UNO-Gesandte fordern Aufklärung der Verbrechen des Franco-Regimes


Regierung blockiert weiterhin die Aufarbeitung der Geschichte

Zwei Gesandte der UNO-Arbeitsgruppe zu „erzwungenem oder unfreiwilligem Verschwinden“ sind eine Woche lang durch Spanien gereist, um nicht aufgeklärte Entführungsfälle aus der Bürgerkriegs-und Francozeit zu untersuchen.

Madrid – Sie haben nun den spanischen Staat aufgefordert, mit der argentinischen Justiz bei der  Aufklärung verschiedener Kriegsverbrechen aus der Francozeit zusammenzuarbeiten und sich stärker mit der Aufklärung des Schicksals der Vermissten und Entführten zu befassen.
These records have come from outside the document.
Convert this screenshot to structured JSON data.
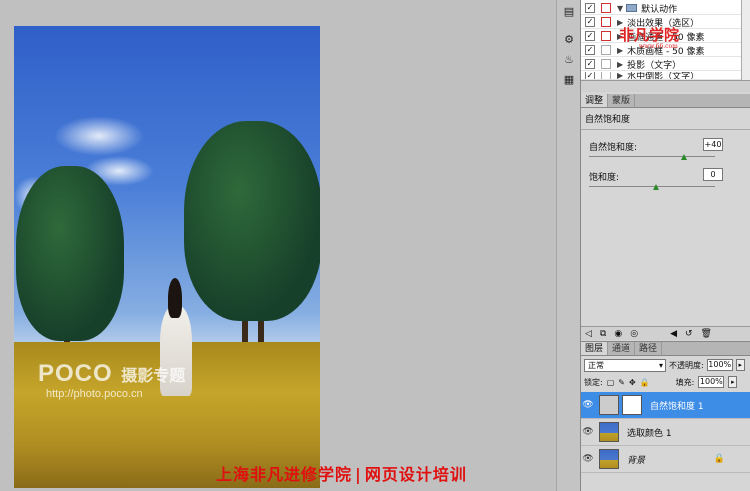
{
  "watermark": {
    "brand": "POCO",
    "brand_cn": "摄影专题",
    "url": "http://photo.poco.cn"
  },
  "banner": {
    "left": "上海非凡进修学院",
    "separator": "|",
    "right": "网页设计培训"
  },
  "actions_panel": {
    "folder_label": "默认动作",
    "logo_text": "非凡学院",
    "logo_url": "www.66.com",
    "rows": [
      "淡出效果（选区）",
      "画框通道 - 50 像素",
      "木质画框 - 50 像素",
      "投影（文字）",
      "水中倒影（文字）"
    ]
  },
  "adjustments_panel": {
    "tabs": [
      "调整",
      "蒙版"
    ],
    "title": "自然饱和度",
    "sliders": [
      {
        "label": "自然饱和度:",
        "value": "+40",
        "level": 40
      },
      {
        "label": "饱和度:",
        "value": "0",
        "level": 0
      }
    ]
  },
  "layers_panel": {
    "tabs": [
      "图层",
      "通道",
      "路径"
    ],
    "blend_mode": "正常",
    "opacity_label": "不透明度:",
    "opacity_value": "100%",
    "lock_label": "锁定:",
    "fill_label": "填充:",
    "fill_value": "100%",
    "layers": [
      {
        "name": "自然饱和度 1",
        "selected": true
      },
      {
        "name": "选取颜色 1",
        "selected": false
      },
      {
        "name": "背景",
        "selected": false
      }
    ]
  },
  "colors": {
    "selection": "#3d8ce6",
    "banner_red": "#e01010"
  }
}
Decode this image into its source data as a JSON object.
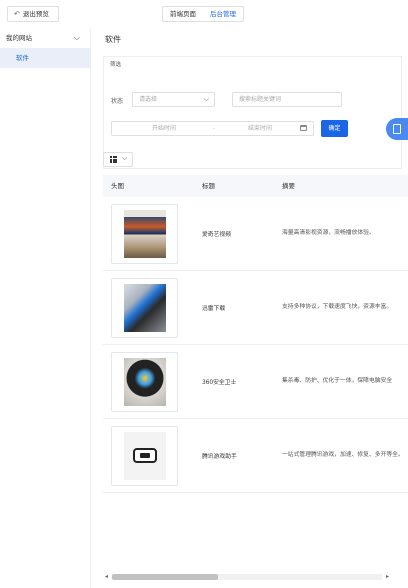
{
  "topbar": {
    "exit_label": "退出预览",
    "tabs": [
      "前端页面",
      "后台管理"
    ],
    "active_tab": "后台管理"
  },
  "sidebar": {
    "group_label": "我的网站",
    "items": [
      {
        "label": "软件",
        "active": true
      }
    ]
  },
  "main": {
    "section_title": "软件",
    "filter": {
      "heading": "筛选",
      "status_label": "状态",
      "status_placeholder": "请选择",
      "keyword_placeholder": "搜索标题关键词",
      "start_placeholder": "开始时间",
      "separator": "-",
      "end_placeholder": "结束时间",
      "confirm_label": "确定"
    },
    "table": {
      "columns": [
        "头图",
        "标题",
        "摘要"
      ],
      "rows": [
        {
          "image": "smart-tv-living-room",
          "title": "爱奇艺视频",
          "summary": "海量高清影视资源，流畅播放体验。"
        },
        {
          "image": "5g-download",
          "title": "迅雷下载",
          "summary": "支持多种协议，下载速度飞快，资源丰富。"
        },
        {
          "image": "360-security",
          "title": "360安全卫士",
          "summary": "集杀毒、防护、优化于一体，保障电脑安全"
        },
        {
          "image": "handheld-game-console",
          "title": "腾讯游戏助手",
          "summary": "一站式管理腾讯游戏，加速、修复、多开等全。"
        }
      ]
    }
  },
  "colors": {
    "accent": "#1a66e6",
    "float_tab": "#4a8af0"
  },
  "icons": {
    "exit": "undo-arrow-icon",
    "chevron": "chevron-down-icon",
    "calendar": "calendar-icon",
    "grid": "grid-icon",
    "float": "document-icon"
  }
}
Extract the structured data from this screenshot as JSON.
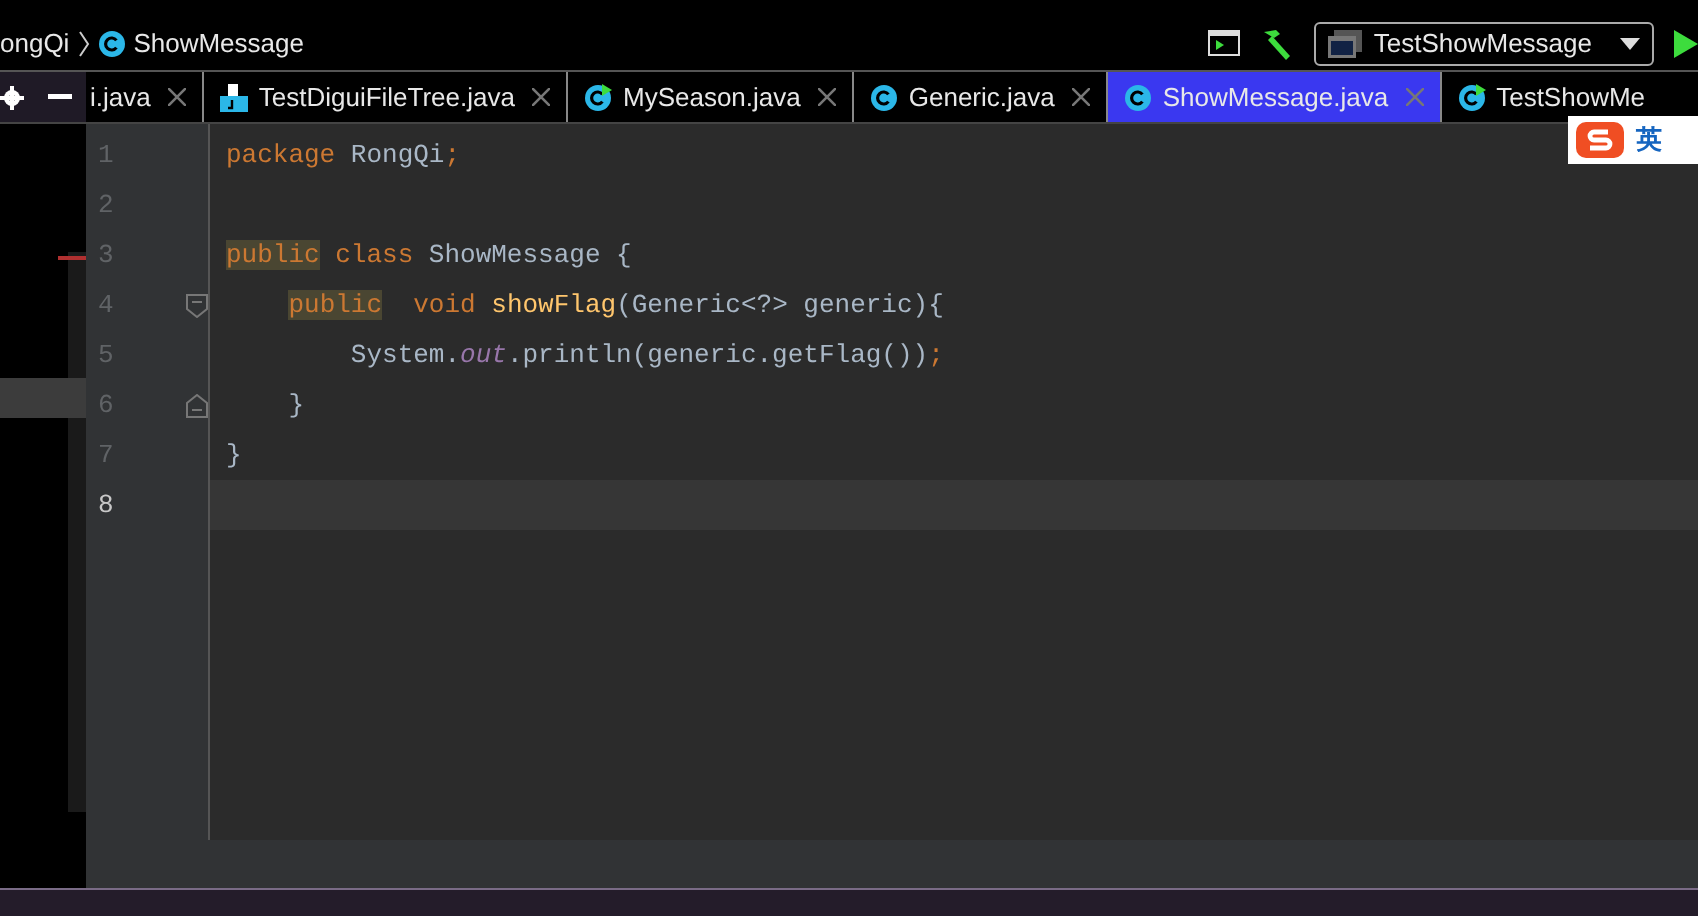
{
  "breadcrumb": [
    {
      "label": "ongQi",
      "kind": "package"
    },
    {
      "label": "ShowMessage",
      "kind": "class"
    }
  ],
  "toolbar": {
    "run_config": "TestShowMessage"
  },
  "tabs": [
    {
      "label": "i.java",
      "kind": "plain",
      "selected": false
    },
    {
      "label": "TestDiguiFileTree.java",
      "kind": "file",
      "selected": false
    },
    {
      "label": "MySeason.java",
      "kind": "runnable",
      "selected": false
    },
    {
      "label": "Generic.java",
      "kind": "class",
      "selected": false
    },
    {
      "label": "ShowMessage.java",
      "kind": "class",
      "selected": true
    },
    {
      "label": "TestShowMe",
      "kind": "runnable",
      "selected": false
    }
  ],
  "ime_indicator": {
    "label": "英"
  },
  "editor": {
    "lines": [
      {
        "number": "1",
        "kind": "code",
        "current": false,
        "tokens": [
          {
            "text": "package",
            "kind": "keyword"
          },
          {
            "text": " RongQi",
            "kind": "plain"
          },
          {
            "text": ";",
            "kind": "keyword"
          }
        ]
      },
      {
        "number": "2",
        "kind": "code",
        "current": false
      },
      {
        "number": "3",
        "kind": "code",
        "current": false,
        "tokens": [
          {
            "text": "public",
            "kind": "marked"
          },
          {
            "text": " class",
            "kind": "keyword"
          },
          {
            "text": " ShowMessage {",
            "kind": "plain"
          }
        ]
      },
      {
        "number": "4",
        "kind": "opener",
        "current": false,
        "tokens": [
          {
            "text": "    public",
            "kind": "marked"
          },
          {
            "text": "  void",
            "kind": "keyword"
          },
          {
            "text": " showFlag",
            "kind": "method"
          },
          {
            "text": "(Generic<?> generic){",
            "kind": "plain"
          }
        ]
      },
      {
        "number": "5",
        "kind": "code",
        "current": false,
        "tokens": [
          {
            "text": "        System.",
            "kind": "plain"
          },
          {
            "text": "out",
            "kind": "static"
          },
          {
            "text": ".println(generic.getFlag())",
            "kind": "plain"
          },
          {
            "text": ";",
            "kind": "keyword"
          }
        ]
      },
      {
        "number": "6",
        "kind": "closer",
        "current": false,
        "tokens": [
          {
            "text": "    }",
            "kind": "plain"
          }
        ]
      },
      {
        "number": "7",
        "kind": "code",
        "current": false,
        "tokens": [
          {
            "text": "}",
            "kind": "plain"
          }
        ]
      },
      {
        "number": "8",
        "kind": "code",
        "current": true
      }
    ]
  }
}
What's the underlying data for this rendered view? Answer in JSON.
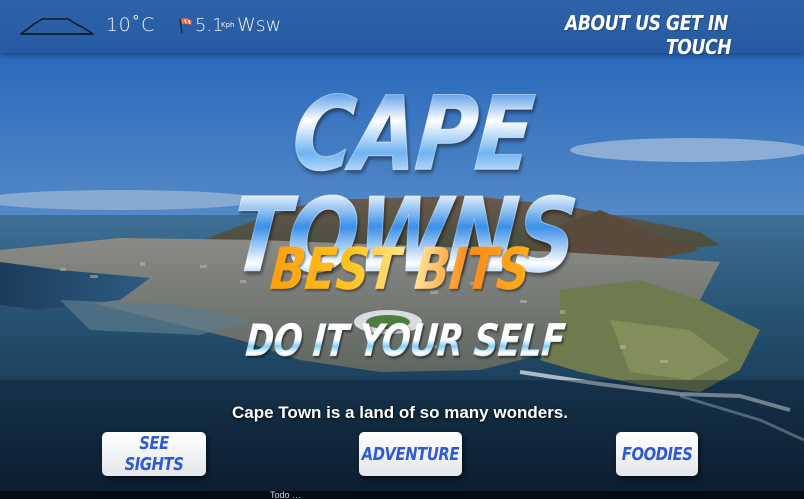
{
  "header": {
    "temperature": "10˚C",
    "wind_speed": "5.1",
    "wind_unit": "Kph",
    "wind_direction": "Wsw",
    "nav": [
      {
        "label": "ABOUT US"
      },
      {
        "label": "GET IN TOUCH"
      }
    ]
  },
  "hero": {
    "title": "CAPE TOWNS",
    "subtitle": "BEST BITS",
    "tagline": "DO IT YOUR SELF",
    "description": "Cape Town is a land of so many wonders."
  },
  "buttons": [
    {
      "label": "SEE SIGHTS"
    },
    {
      "label": "ADVENTURE"
    },
    {
      "label": "FOODIES"
    }
  ],
  "footer_peek": "Todo …",
  "icons": [
    "table-mountain-icon",
    "wind-icon"
  ],
  "colors": {
    "header": "#2f63a8",
    "button_text": "#2f5bcf",
    "subtitle_orange": "#ff9a10",
    "title_blue": "#2a7fe0"
  }
}
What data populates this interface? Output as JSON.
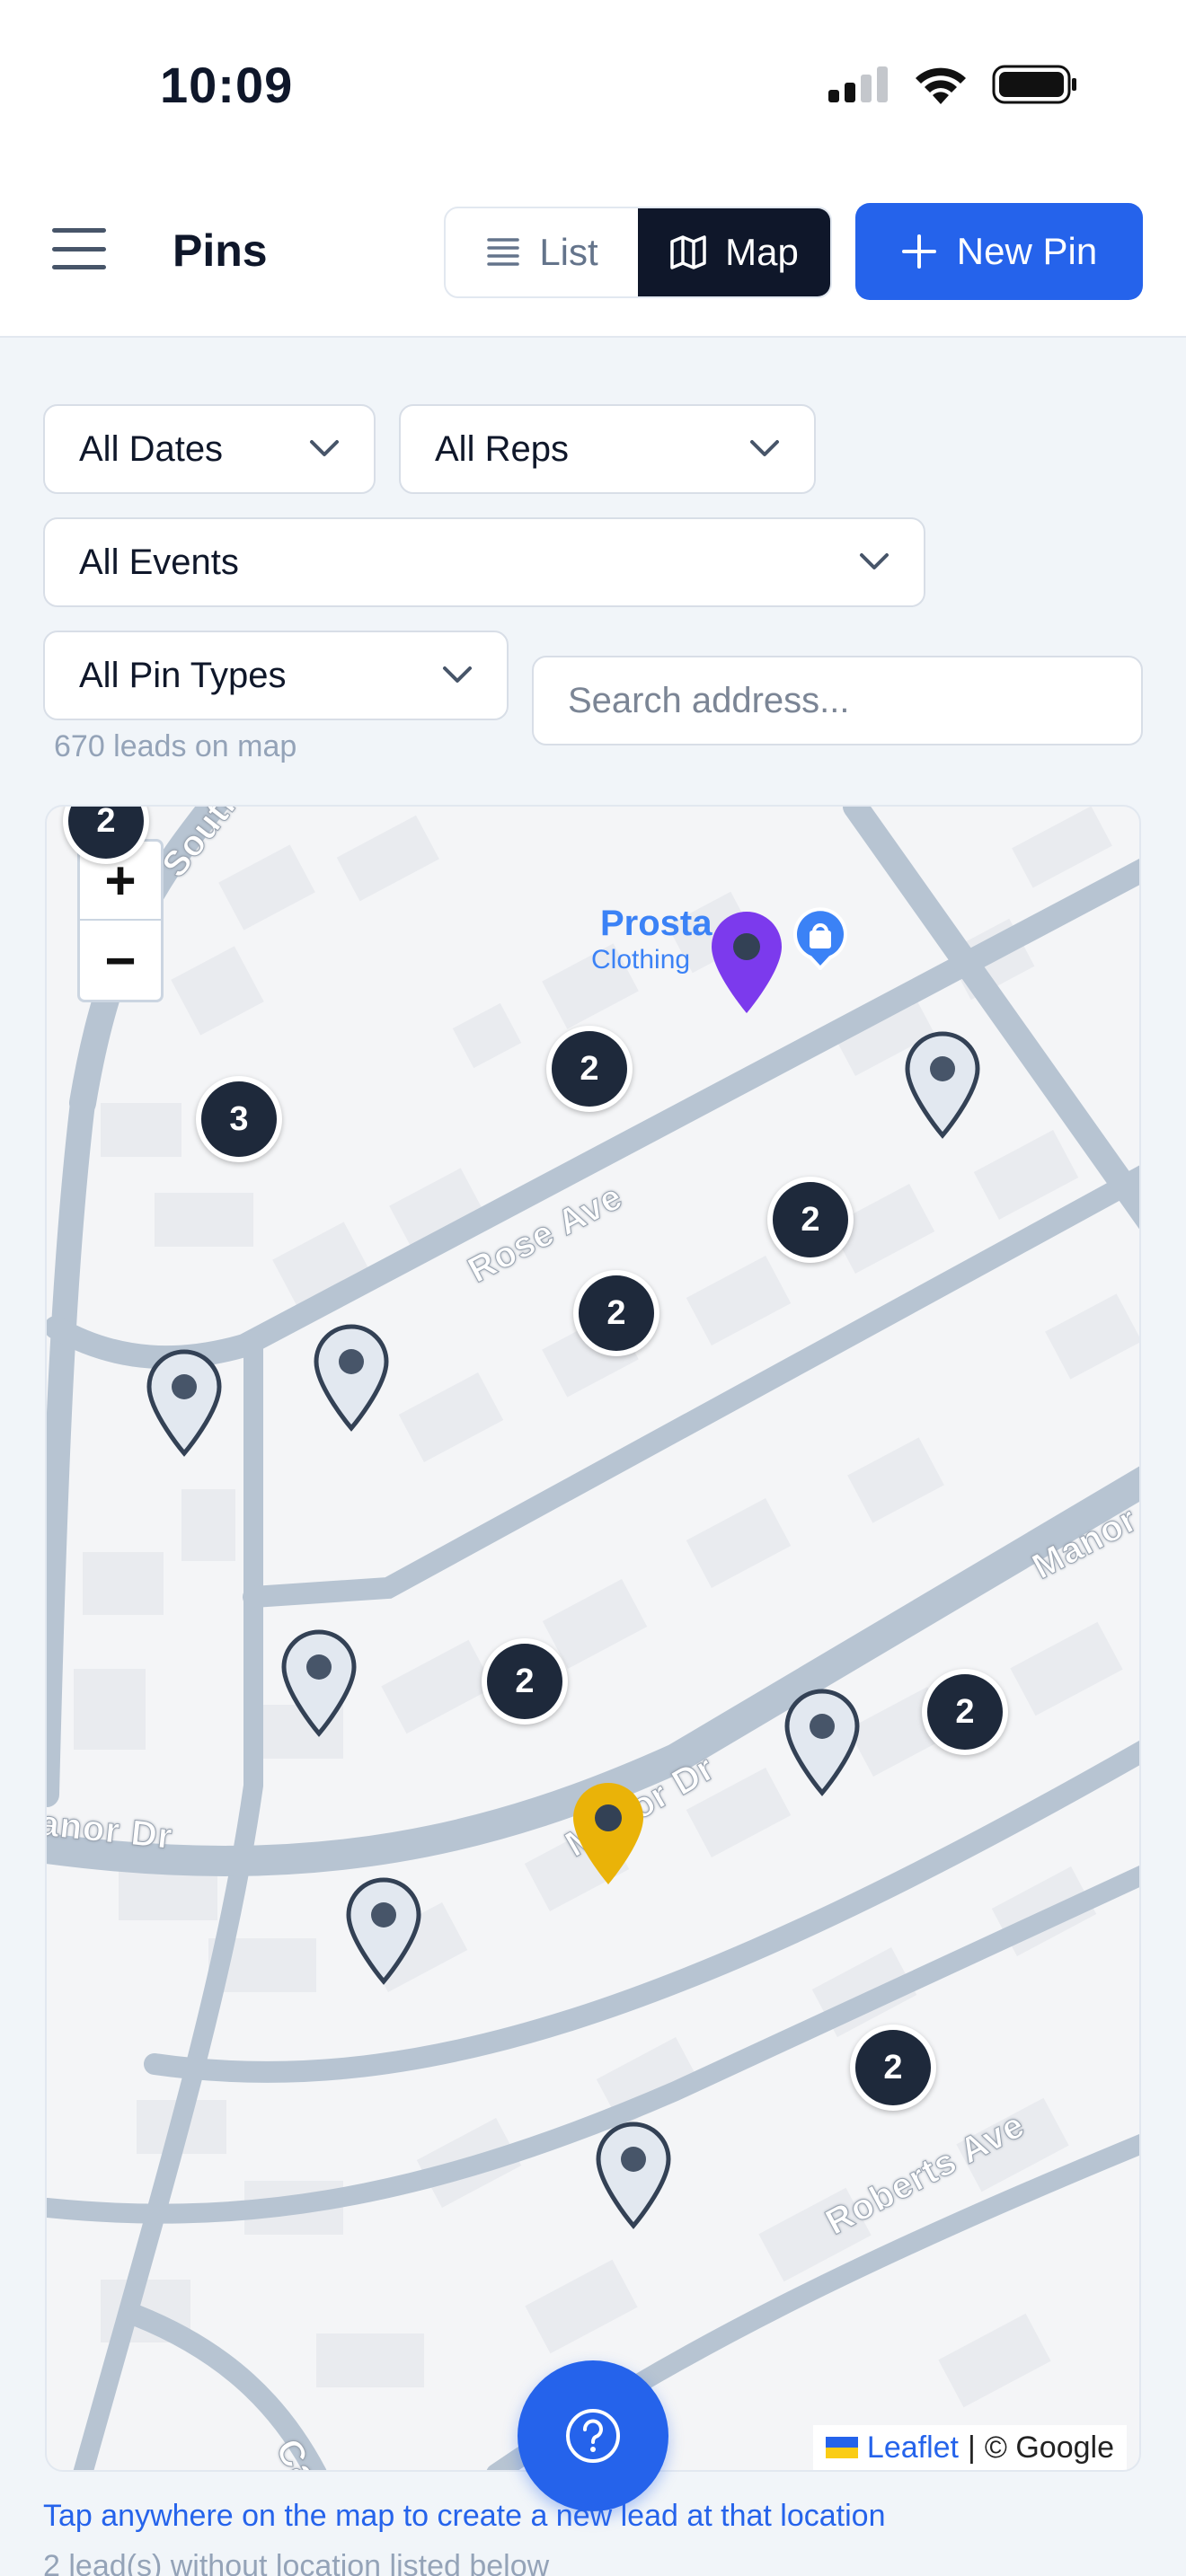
{
  "status_bar": {
    "time": "10:09"
  },
  "header": {
    "title": "Pins",
    "view_toggle": {
      "list_label": "List",
      "map_label": "Map",
      "active": "Map"
    },
    "new_pin_label": "New Pin"
  },
  "filters": {
    "dates": "All Dates",
    "reps": "All Reps",
    "events": "All Events",
    "pin_types": "All Pin Types",
    "search_placeholder": "Search address...",
    "leads_count": "670 leads on map"
  },
  "map": {
    "zoom_in": "+",
    "zoom_out": "−",
    "roads": [
      "Southern",
      "Rose Ave",
      "Manor",
      "Manor Dr",
      "anor Dr",
      "Roberts Ave",
      "Ca"
    ],
    "poi": {
      "name": "Prosta",
      "category": "Clothing"
    },
    "clusters": [
      "2",
      "3",
      "2",
      "2",
      "2",
      "2",
      "2",
      "2"
    ],
    "attribution": {
      "leaflet": "Leaflet",
      "separator": "|",
      "provider": "© Google"
    },
    "pin_colors": {
      "default": "#e2e8f0",
      "purple": "#7c3aed",
      "yellow": "#eab308"
    }
  },
  "footer": {
    "hint": "Tap anywhere on the map to create a new lead at that location",
    "no_location": "2 lead(s) without location listed below"
  }
}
Obwohl es in Spanien ein Gesetz zum historischen Gedenken gibt, das die Aufarbeitung der Geschichte fördern soll, tut der spanische Staat von sich aus nichts, um diesem Gesetzesauftrag gerecht zu werden. Die Regierung Rajoy hat sogar jegliche Finanzierung der geschichtlichen Aufarbeitung, wie sie im Gesetz vorgesehen ist, gestrichen und es auf diese Weise unwirksam gemacht. Es handelt sich hierbei um eines der wenigen Wahlversprechen, die der Regierungschef eingehalten hat, wie die überregionale Tageszeitung El País spöttisch anmerkt.

Die Angehörigen der 114.000 Vermissten, die überall in Spanien anonym von ihren Mördern verscharrt wurden, und die der 30.000 geraubten Kinder sind auf eigene Initiativen angewiesen, um deren Schicksal aufzuklären. Oft genug werden sie dabei sogar von staatlichen und kirchlichen Stellen behindert, wenn es um die Einsicht in Akten und Kirchenbücher geht oder die Untersuchung von Gräbern.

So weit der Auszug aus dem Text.